O representante do Ministério da Saúde reconheceu que o parto humanizado é assunto que depende de ações dos poderes Executivo e Legislativo para mudar o atendimento que as mulheres gestantes recebem nos hospitais e postos de saúde. “É um desafio que as instituições de saúde recuperem esses conceitos (citados no discurso de Elisa), que são mais intrínsecos à vida”, disse Pasche. “Essa é uma agenda que, sim, tem que ser da sociedade brasileira.”

A SPM e o Ministério da Saúde preparam cartilha com os direitos das mulheres.
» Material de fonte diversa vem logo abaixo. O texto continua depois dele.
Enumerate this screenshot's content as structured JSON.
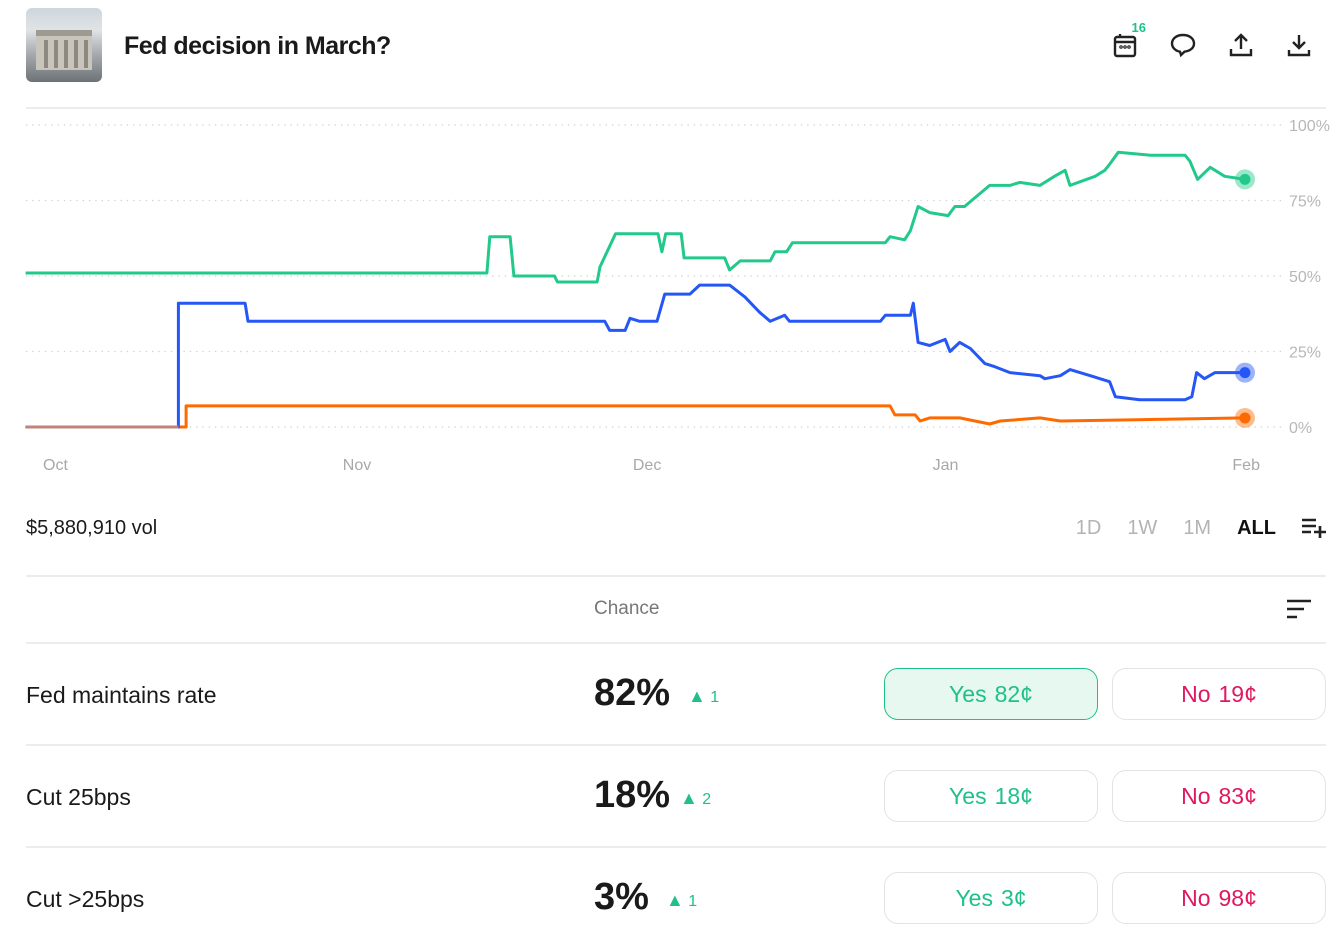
{
  "header": {
    "title": "Fed decision in March?",
    "calendar_badge": "16"
  },
  "volume": "$5,880,910 vol",
  "ranges": [
    "1D",
    "1W",
    "1M",
    "ALL"
  ],
  "active_range": "ALL",
  "table_header": "Chance",
  "colors": {
    "green": "#22c98a",
    "blue": "#2457f5",
    "orange": "#ff6a00",
    "yes": "#1fc08a",
    "no": "#e0185f"
  },
  "outcomes": [
    {
      "name": "Fed maintains rate",
      "chance": "82%",
      "delta": "1",
      "yes": "Yes",
      "yes_price": "82¢",
      "no": "No",
      "no_price": "19¢"
    },
    {
      "name": "Cut 25bps",
      "chance": "18%",
      "delta": "2",
      "yes": "Yes",
      "yes_price": "18¢",
      "no": "No",
      "no_price": "83¢"
    },
    {
      "name": "Cut >25bps",
      "chance": "3%",
      "delta": "1",
      "yes": "Yes",
      "yes_price": "3¢",
      "no": "No",
      "no_price": "98¢"
    }
  ],
  "chart_data": {
    "type": "line",
    "x_unit": "days since Oct 1",
    "xlim": [
      -1.8,
      124.3
    ],
    "ylim": [
      0,
      100
    ],
    "y_ticks": [
      "100%",
      "75%",
      "50%",
      "25%",
      "0%"
    ],
    "y_tick_values": [
      100,
      75,
      50,
      25,
      0
    ],
    "x_ticks": [
      "Oct",
      "Nov",
      "Dec",
      "Jan",
      "Feb"
    ],
    "x_tick_values": [
      0,
      31,
      61,
      92,
      123
    ],
    "series": [
      {
        "name": "Fed maintains rate",
        "color": "#22c98a",
        "points": [
          [
            -1.8,
            51
          ],
          [
            45.9,
            51
          ],
          [
            46.2,
            63
          ],
          [
            48.3,
            63
          ],
          [
            48.7,
            50
          ],
          [
            52.9,
            50
          ],
          [
            53.2,
            48
          ],
          [
            57.3,
            48
          ],
          [
            57.6,
            53
          ],
          [
            59.2,
            64
          ],
          [
            63.6,
            64
          ],
          [
            64.0,
            58
          ],
          [
            64.4,
            64
          ],
          [
            66.0,
            64
          ],
          [
            66.3,
            56
          ],
          [
            70.5,
            56
          ],
          [
            71.0,
            52
          ],
          [
            72.1,
            55
          ],
          [
            75.2,
            55
          ],
          [
            75.7,
            58
          ],
          [
            76.9,
            58
          ],
          [
            77.5,
            61
          ],
          [
            87.1,
            61
          ],
          [
            87.6,
            63
          ],
          [
            89.1,
            62
          ],
          [
            89.7,
            65
          ],
          [
            90.5,
            73
          ],
          [
            91.7,
            71
          ],
          [
            93.6,
            70
          ],
          [
            94.3,
            73
          ],
          [
            95.3,
            73
          ],
          [
            96.4,
            76
          ],
          [
            97.9,
            80
          ],
          [
            100.0,
            80
          ],
          [
            101.0,
            81
          ],
          [
            103.1,
            80
          ],
          [
            104.6,
            83
          ],
          [
            105.7,
            85
          ],
          [
            106.2,
            80
          ],
          [
            108.8,
            83
          ],
          [
            109.8,
            85
          ],
          [
            110.3,
            87
          ],
          [
            111.2,
            91
          ],
          [
            114.5,
            90
          ],
          [
            118.1,
            90
          ],
          [
            118.6,
            88
          ],
          [
            119.4,
            82
          ],
          [
            120.7,
            86
          ],
          [
            122.2,
            83
          ],
          [
            124.3,
            82
          ]
        ]
      },
      {
        "name": "Cut 25bps",
        "color": "#2457f5",
        "points": [
          [
            -1.8,
            0
          ],
          [
            14.0,
            0
          ],
          [
            14.0,
            41
          ],
          [
            20.9,
            41
          ],
          [
            21.2,
            35
          ],
          [
            58.1,
            35
          ],
          [
            58.6,
            32
          ],
          [
            60.2,
            32
          ],
          [
            60.7,
            36
          ],
          [
            61.7,
            35
          ],
          [
            63.5,
            35
          ],
          [
            64.3,
            44
          ],
          [
            66.9,
            44
          ],
          [
            67.9,
            47
          ],
          [
            71.0,
            47
          ],
          [
            72.6,
            43
          ],
          [
            74.1,
            38
          ],
          [
            75.2,
            35
          ],
          [
            76.7,
            37
          ],
          [
            77.2,
            35
          ],
          [
            86.6,
            35
          ],
          [
            87.1,
            37
          ],
          [
            89.7,
            37
          ],
          [
            90.0,
            41
          ],
          [
            90.5,
            28
          ],
          [
            91.7,
            27
          ],
          [
            93.3,
            29
          ],
          [
            93.8,
            25
          ],
          [
            94.8,
            28
          ],
          [
            95.9,
            26
          ],
          [
            97.4,
            21
          ],
          [
            98.4,
            20
          ],
          [
            100.0,
            18
          ],
          [
            103.1,
            17
          ],
          [
            103.6,
            16
          ],
          [
            105.2,
            17
          ],
          [
            106.2,
            19
          ],
          [
            108.3,
            17
          ],
          [
            110.3,
            15
          ],
          [
            110.9,
            10
          ],
          [
            113.4,
            9
          ],
          [
            118.1,
            9
          ],
          [
            118.8,
            10
          ],
          [
            119.3,
            18
          ],
          [
            120.1,
            16
          ],
          [
            121.2,
            18
          ],
          [
            124.3,
            18
          ]
        ]
      },
      {
        "name": "Cut >25bps",
        "color": "#ff6a00",
        "points": [
          [
            -1.8,
            0
          ],
          [
            14.8,
            0
          ],
          [
            14.8,
            7
          ],
          [
            87.6,
            7
          ],
          [
            88.1,
            4
          ],
          [
            90.2,
            4
          ],
          [
            90.7,
            2
          ],
          [
            91.7,
            3
          ],
          [
            94.8,
            3
          ],
          [
            97.9,
            1
          ],
          [
            99.0,
            2
          ],
          [
            103.1,
            3
          ],
          [
            105.2,
            2
          ],
          [
            124.3,
            3
          ]
        ]
      }
    ]
  }
}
Na publicação, é certo que o parto normal terá espaço. “Será assim para orientar cobranças”, justificou a secretária de Articulação Institucional e Ações Temáticas da SPM, Vera Soares. “Experiência inglesa sinaliza que 85% das gravidezes se resolvem em partos fisiológicos”, comentou o diretor Pasche. Ana Rita informou que pretende debater novamente o parto humanizado, desta vez com a presença de representantes da sociedade civil.